Wednesday, 18th.—Left Keneh early, and with regret; the place, the people and the scenery have left many pleasing pictures in my memory. I little expected at starting the annoyance that awaited me! As we approached the spot where Sheykh Selim receives his devout visitors, I sent word to the captain that I did not wish to lose any time in landing, but that the bag of money which had been collected for the saint was to be delivered, and we were to go on. I had scarcely uttered this almost sacrilegious order, when the steamer, which had been judiciously steered within ten yards of a flat, shelving bank, ran hard and fast into the mud, with the apparent intention of sticking there permanently, the engine being utterly powerless to get her out. Nobody on board doubted for an instant but that Sheykh Selim had stopped us in his resentment; the captain instantly dispatched sailors with money to propitiate him, and after a few futile attempts on the part of five or six of the crew (to loud cries of "Help us, O Prophet! help us, O Sheykh Selim!") to heave out a vessel that was four or five feet in the mud, jumped himself into a boat, and hurried, of course accompanied by Hosseyn, and leaving his vessel to take care of herself, to beseech the sheykh to get us off. Their conversation was afterwards reported to me by one who was present. "What is this, O Sheykh, that thou hast done to us? in what have we been wanting towards thee? did I not give thee a shirt when we last came by? and the tobacco, was it not good? was the roast meat not sufficient? why are we thus punished?"—to whom the sheykh: "Don't be a fool! why do you come to me about your boat? am I a sailor? how do you expect me to get her off—or on? Allah got her on the sand, not I, who am a man like yourselves." The captain: "Allah is indeed great, but if he ran us aground it was on thy instigation—thou knowest it, O Sheykh!" &c. &c. In this strain the conversation lasted at least twenty minutes, during which time and for the rest of the day I was literally sick with disgust and anger at the lot of them. Everything that ought not to be done under the circumstances, including losing the anchor (which is still at the bottom of the river), was done before evening; everything that should have been done was left undone.
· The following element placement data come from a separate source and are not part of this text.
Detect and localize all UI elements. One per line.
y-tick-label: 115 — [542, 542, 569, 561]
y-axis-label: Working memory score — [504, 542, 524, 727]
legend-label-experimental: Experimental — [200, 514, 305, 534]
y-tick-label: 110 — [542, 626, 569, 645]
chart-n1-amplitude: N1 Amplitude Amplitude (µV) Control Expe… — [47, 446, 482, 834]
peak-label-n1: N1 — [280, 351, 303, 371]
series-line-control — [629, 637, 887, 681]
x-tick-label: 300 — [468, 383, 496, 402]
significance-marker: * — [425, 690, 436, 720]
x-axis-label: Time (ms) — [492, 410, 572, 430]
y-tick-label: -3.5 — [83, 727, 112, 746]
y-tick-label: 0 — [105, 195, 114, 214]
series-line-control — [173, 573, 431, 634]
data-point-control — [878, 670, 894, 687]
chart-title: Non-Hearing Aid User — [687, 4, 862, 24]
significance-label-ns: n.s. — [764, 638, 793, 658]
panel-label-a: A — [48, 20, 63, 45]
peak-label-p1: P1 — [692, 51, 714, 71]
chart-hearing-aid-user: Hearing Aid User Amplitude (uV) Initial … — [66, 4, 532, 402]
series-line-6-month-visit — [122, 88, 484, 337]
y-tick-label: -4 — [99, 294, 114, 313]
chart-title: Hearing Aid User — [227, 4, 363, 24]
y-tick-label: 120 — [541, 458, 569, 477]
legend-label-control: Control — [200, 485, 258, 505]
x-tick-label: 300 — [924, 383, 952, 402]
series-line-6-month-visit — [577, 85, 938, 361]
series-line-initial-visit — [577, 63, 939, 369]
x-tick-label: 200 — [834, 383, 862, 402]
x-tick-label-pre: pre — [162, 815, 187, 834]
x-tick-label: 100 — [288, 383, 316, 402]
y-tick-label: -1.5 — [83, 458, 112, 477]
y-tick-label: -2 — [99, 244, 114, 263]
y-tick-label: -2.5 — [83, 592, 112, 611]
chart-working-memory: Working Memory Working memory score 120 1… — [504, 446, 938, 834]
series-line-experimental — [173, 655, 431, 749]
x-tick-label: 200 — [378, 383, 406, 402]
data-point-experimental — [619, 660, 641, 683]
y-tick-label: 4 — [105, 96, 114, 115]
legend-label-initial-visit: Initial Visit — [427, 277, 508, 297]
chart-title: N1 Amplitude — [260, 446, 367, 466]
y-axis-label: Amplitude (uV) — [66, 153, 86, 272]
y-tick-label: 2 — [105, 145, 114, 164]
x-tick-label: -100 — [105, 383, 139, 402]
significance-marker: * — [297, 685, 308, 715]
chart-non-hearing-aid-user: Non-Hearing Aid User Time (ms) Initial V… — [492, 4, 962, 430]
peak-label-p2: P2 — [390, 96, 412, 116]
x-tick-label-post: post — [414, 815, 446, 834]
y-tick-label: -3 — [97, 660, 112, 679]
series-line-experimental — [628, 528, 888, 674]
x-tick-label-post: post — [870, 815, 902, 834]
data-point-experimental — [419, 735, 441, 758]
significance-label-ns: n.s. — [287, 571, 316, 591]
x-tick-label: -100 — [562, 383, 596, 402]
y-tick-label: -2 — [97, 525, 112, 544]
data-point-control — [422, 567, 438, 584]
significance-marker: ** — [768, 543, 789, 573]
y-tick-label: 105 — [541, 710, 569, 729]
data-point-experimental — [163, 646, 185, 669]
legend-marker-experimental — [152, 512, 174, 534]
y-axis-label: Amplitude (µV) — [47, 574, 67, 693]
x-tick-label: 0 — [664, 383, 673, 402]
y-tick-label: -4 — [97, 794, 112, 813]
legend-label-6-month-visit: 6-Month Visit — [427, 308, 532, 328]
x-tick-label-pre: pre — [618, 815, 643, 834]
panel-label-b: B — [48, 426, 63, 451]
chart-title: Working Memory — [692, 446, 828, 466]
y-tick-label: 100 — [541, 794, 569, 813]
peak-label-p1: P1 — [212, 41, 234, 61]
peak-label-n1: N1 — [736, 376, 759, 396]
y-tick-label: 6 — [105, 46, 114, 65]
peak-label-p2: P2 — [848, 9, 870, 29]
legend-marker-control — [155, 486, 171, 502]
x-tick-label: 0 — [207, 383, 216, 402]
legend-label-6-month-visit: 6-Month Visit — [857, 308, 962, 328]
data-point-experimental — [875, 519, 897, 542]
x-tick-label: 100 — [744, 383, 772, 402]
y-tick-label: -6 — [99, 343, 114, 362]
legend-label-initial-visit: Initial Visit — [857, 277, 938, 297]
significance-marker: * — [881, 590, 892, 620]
Next morning (Thursday, 19th) we obtained (by force, after the fashion of this country) through the governor of the neighbouring town a gang of two hundred Arabs, magnificent fellows some of them, who, at last, by heaving and tugging, contrived to get her off—not without the most unearthly charivari I ever heard. In the morning I made a sketch; reached Bellianeh in the evening, appeased, at last, and rather amused at the abject condition of the captain, to whom I had conveyed my mind (he had never seen me angry before), and who swore that in future one hundred sheykhs should not take him out of his course. My misadventure will benefit my successors in the good ship Sheberkheyt—à quelque chose malheur est bon.